MakeX in Palo Alto transforms dreams into reality for all ages

MakeX in Cubberley Community Center in December 2023. (Kensie Pao)

Room V at the Cubberley Community Center in Palo Alto is an inventor’s dream: Glossy 3D printers stand lined up along walls, spray paint bottles lie scattered on art tables and small trinkets sit on window sills. Eager students and adults watch their inventions come to life — almost like magic.

MakeX, a nonprofit, is an inventing space founded in 2014 by then-high school students James Wang, Jeremy Trilling and Nathan Kau, who attended Palo Alto High School. It’s currently run by a group of high school students from around the Bay Area.

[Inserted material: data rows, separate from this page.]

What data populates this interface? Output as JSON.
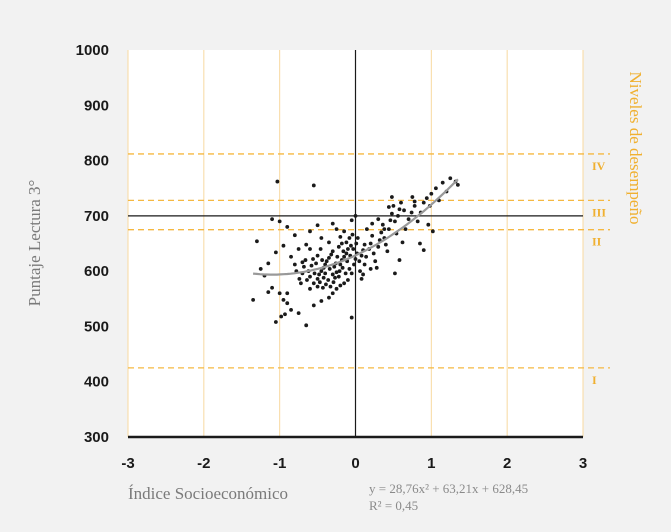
{
  "chart_data": {
    "type": "scatter",
    "xlabel": "Índice Socioeconómico",
    "ylabel": "Puntaje Lectura 3°",
    "right_label": "Niveles de desempeño",
    "xlim": [
      -3,
      3
    ],
    "ylim": [
      300,
      1000
    ],
    "x_ticks": [
      -3,
      -2,
      -1,
      0,
      1,
      2,
      3
    ],
    "y_ticks": [
      300,
      400,
      500,
      600,
      700,
      800,
      900,
      1000
    ],
    "x_tick_labels": [
      "-3",
      "-2",
      "-1",
      "0",
      "1",
      "2",
      "3"
    ],
    "y_tick_labels": [
      "300",
      "400",
      "500",
      "600",
      "700",
      "800",
      "900",
      "1000"
    ],
    "reference_lines": {
      "x": 0,
      "y": 700
    },
    "levels": [
      {
        "label": "IV",
        "y": 812
      },
      {
        "label": "III",
        "y": 728
      },
      {
        "label": "II",
        "y": 675
      },
      {
        "label": "I",
        "y": 425
      }
    ],
    "trendline": {
      "type": "polynomial",
      "coefficients": [
        28.76,
        63.21,
        628.45
      ],
      "x_range": [
        -1.35,
        1.35
      ],
      "equation": "y = 28,76x² + 63,21x + 628,45",
      "r_squared": "R² = 0,45"
    },
    "grid": {
      "vertical": true,
      "horizontal": false
    },
    "colors": {
      "points": "#1a1a1a",
      "trend": "#999999",
      "levels": "#f5b841",
      "grid": "#f8d9a0",
      "axes": "#1a1a1a",
      "background": "#ffffff"
    },
    "points": [
      [
        -1.03,
        762
      ],
      [
        -0.55,
        755
      ],
      [
        -1.1,
        694
      ],
      [
        -1.0,
        690
      ],
      [
        -0.9,
        680
      ],
      [
        -0.8,
        665
      ],
      [
        -0.6,
        672
      ],
      [
        -0.5,
        683
      ],
      [
        -0.3,
        686
      ],
      [
        -0.25,
        676
      ],
      [
        -0.15,
        672
      ],
      [
        -0.05,
        692
      ],
      [
        -0.45,
        660
      ],
      [
        -0.35,
        652
      ],
      [
        -0.65,
        648
      ],
      [
        -0.75,
        640
      ],
      [
        -0.85,
        626
      ],
      [
        -0.95,
        646
      ],
      [
        -1.05,
        634
      ],
      [
        -1.15,
        614
      ],
      [
        -1.2,
        592
      ],
      [
        -1.25,
        604
      ],
      [
        -1.3,
        654
      ],
      [
        -1.35,
        548
      ],
      [
        -1.15,
        562
      ],
      [
        -1.1,
        570
      ],
      [
        -1.0,
        560
      ],
      [
        -0.95,
        548
      ],
      [
        -0.9,
        542
      ],
      [
        -0.85,
        530
      ],
      [
        -0.75,
        524
      ],
      [
        -0.65,
        502
      ],
      [
        -1.05,
        508
      ],
      [
        -0.98,
        518
      ],
      [
        -0.93,
        522
      ],
      [
        -0.55,
        538
      ],
      [
        -0.45,
        546
      ],
      [
        -0.35,
        552
      ],
      [
        -0.3,
        560
      ],
      [
        -0.25,
        568
      ],
      [
        -0.2,
        574
      ],
      [
        -0.15,
        578
      ],
      [
        -0.1,
        584
      ],
      [
        -0.05,
        516
      ],
      [
        -0.6,
        568
      ],
      [
        -0.55,
        578
      ],
      [
        -0.5,
        586
      ],
      [
        -0.48,
        594
      ],
      [
        -0.45,
        600
      ],
      [
        -0.42,
        606
      ],
      [
        -0.4,
        612
      ],
      [
        -0.38,
        618
      ],
      [
        -0.35,
        624
      ],
      [
        -0.32,
        630
      ],
      [
        -0.3,
        636
      ],
      [
        -0.28,
        608
      ],
      [
        -0.25,
        598
      ],
      [
        -0.22,
        590
      ],
      [
        -0.2,
        612
      ],
      [
        -0.18,
        620
      ],
      [
        -0.15,
        626
      ],
      [
        -0.12,
        632
      ],
      [
        -0.1,
        640
      ],
      [
        -0.08,
        604
      ],
      [
        -0.05,
        596
      ],
      [
        -0.02,
        612
      ],
      [
        0.0,
        622
      ],
      [
        0.02,
        632
      ],
      [
        0.05,
        618
      ],
      [
        0.08,
        628
      ],
      [
        0.1,
        638
      ],
      [
        0.12,
        612
      ],
      [
        -0.7,
        596
      ],
      [
        -0.68,
        608
      ],
      [
        -0.66,
        620
      ],
      [
        -0.62,
        600
      ],
      [
        -0.58,
        610
      ],
      [
        -0.56,
        622
      ],
      [
        -0.52,
        614
      ],
      [
        -0.5,
        628
      ],
      [
        -0.46,
        640
      ],
      [
        -0.44,
        620
      ],
      [
        -0.42,
        588
      ],
      [
        -0.4,
        596
      ],
      [
        -0.36,
        584
      ],
      [
        -0.34,
        604
      ],
      [
        -0.3,
        594
      ],
      [
        -0.26,
        614
      ],
      [
        -0.24,
        626
      ],
      [
        -0.22,
        644
      ],
      [
        -0.18,
        650
      ],
      [
        -0.16,
        636
      ],
      [
        -0.12,
        652
      ],
      [
        -0.08,
        660
      ],
      [
        -0.06,
        646
      ],
      [
        -0.04,
        666
      ],
      [
        -0.8,
        612
      ],
      [
        -0.78,
        600
      ],
      [
        -0.74,
        586
      ],
      [
        -0.72,
        578
      ],
      [
        -0.7,
        616
      ],
      [
        -0.64,
        584
      ],
      [
        -0.6,
        590
      ],
      [
        -0.54,
        596
      ],
      [
        -0.5,
        572
      ],
      [
        -0.47,
        580
      ],
      [
        -0.43,
        570
      ],
      [
        -0.39,
        576
      ],
      [
        -0.33,
        572
      ],
      [
        -0.29,
        580
      ],
      [
        -0.27,
        588
      ],
      [
        -0.21,
        600
      ],
      [
        -0.17,
        606
      ],
      [
        -0.13,
        596
      ],
      [
        -0.11,
        618
      ],
      [
        -0.07,
        628
      ],
      [
        -0.03,
        640
      ],
      [
        0.01,
        650
      ],
      [
        0.03,
        660
      ],
      [
        0.06,
        600
      ],
      [
        0.1,
        594
      ],
      [
        0.14,
        626
      ],
      [
        0.18,
        640
      ],
      [
        0.2,
        650
      ],
      [
        0.22,
        664
      ],
      [
        0.24,
        632
      ],
      [
        0.26,
        618
      ],
      [
        0.28,
        606
      ],
      [
        0.3,
        644
      ],
      [
        0.32,
        656
      ],
      [
        0.34,
        670
      ],
      [
        0.36,
        684
      ],
      [
        0.38,
        660
      ],
      [
        0.4,
        648
      ],
      [
        0.42,
        636
      ],
      [
        0.44,
        676
      ],
      [
        0.46,
        692
      ],
      [
        0.48,
        704
      ],
      [
        0.5,
        718
      ],
      [
        0.52,
        690
      ],
      [
        0.54,
        668
      ],
      [
        0.56,
        700
      ],
      [
        0.58,
        712
      ],
      [
        0.6,
        724
      ],
      [
        0.15,
        676
      ],
      [
        0.22,
        686
      ],
      [
        0.3,
        694
      ],
      [
        0.38,
        676
      ],
      [
        0.44,
        716
      ],
      [
        0.48,
        734
      ],
      [
        0.52,
        596
      ],
      [
        0.58,
        620
      ],
      [
        0.62,
        652
      ],
      [
        0.66,
        676
      ],
      [
        0.7,
        694
      ],
      [
        0.74,
        706
      ],
      [
        0.78,
        718
      ],
      [
        0.82,
        690
      ],
      [
        0.86,
        706
      ],
      [
        0.9,
        724
      ],
      [
        0.94,
        732
      ],
      [
        0.98,
        718
      ],
      [
        1.0,
        740
      ],
      [
        1.02,
        672
      ],
      [
        0.96,
        684
      ],
      [
        0.9,
        638
      ],
      [
        0.85,
        650
      ],
      [
        0.78,
        726
      ],
      [
        1.06,
        750
      ],
      [
        1.15,
        760
      ],
      [
        1.25,
        768
      ],
      [
        1.32,
        762
      ],
      [
        1.35,
        756
      ],
      [
        1.2,
        744
      ],
      [
        1.1,
        728
      ],
      [
        0.75,
        734
      ],
      [
        0.64,
        710
      ],
      [
        0.12,
        648
      ],
      [
        0.2,
        604
      ],
      [
        0.0,
        700
      ],
      [
        -0.2,
        662
      ],
      [
        0.08,
        586
      ],
      [
        -0.6,
        640
      ],
      [
        -0.9,
        560
      ]
    ]
  }
}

On Fridays from 4 p.m. to 6 p.m. and Saturdays from 11 a.m. to 2 p.m. — MakeX’s open hours — many visitors spend time working on their inventions, which range from fun projects to machine maintenance.

The space holds several tools accessible to anyone who comes in, including laser cutters, a wood cutting shop, an electronics lab, 2D and 3D printing machines, an art studio and CNC and vinyl cutters. Whatever tool you need, MakeX probably has it.

MakeX has gone a long way to become the functional space it is today.

“A while ago, it was just a bunch of students who were making a traveling workspace in their garage,” said Gunn High School junior and MakeX mentor David Kim. “It was just a bunch of students banded together who wanted to make a maker space.”

Eventually, MakeX got access to its room at the community center in December 2014 by becoming a nonprofit, according to Palo Alto High School sophomore Adam Fong.

Many MakeX visitors are young elementary school students. However, visitor ages vary, as some are middle school and others are retired Bay Area citizens.

“It’s diverse,” Kim said. “There have been Stanford graduate students. People [who are] high school students and then middle schoolers and elementary schoolers.”

For retired worker Creig Moore, MakeX gives him the space to make small creative works.

“I make logic puzzles … [for] entertainment,” Moore said. “I’ve been coming [to MakeX] twice a week for about a year.”

During the MakeX visiting hours, mentors often spend time helping visitors with their projects and maintaining safety guidelines.

“Our job is to maintain the space,” Fong said. “We also teach people how to use tools they don’t know how to use. Also, of course, safety … we are required to supervise all the time.”

Other mentors take the time to finely organize the MakeX inventing space to make it more efficient for visitors.

“We have a very small space,” said Living Wisdom High School senior and one of MakeX’s mentor leaders, Carter Baginskis. “It’s a little bit of seeing how people interact with the tools and seeing the result of that and saying … ‘How can I fit more tools in this space so more people can do more projects within these constraints?’”

For MakeX mentors, the ability to help people achieve their invention dreams, as well as their own, inspires them to continue volunteering at the MakeX space.

“We have the code to the lockbox,” Gunn High junior Nitzan Drori said. “We can technically be here whenever we want. So, we use everything and make anything.”

Watching visitors develop lightbulb moments, where they learn to use new technologies and develop new skills, has become a highlight of Baginskis’s time at MakeX.

“One of my favorite things is teaching kids because you get to see them learn,” Baginskis said. “You get to see him grow and that’s beautiful.”

Overall, MakeX serves as a safe space, where ideas run free.

“In some senses, I could say MakeX saved my life,” Baginskis said. “I’ve gone through a lot of difficulties in school and a lot of difficult things in life. I’ve always been able to come to MakeX and build projects and just jam, get in my element and get my hands dirty.”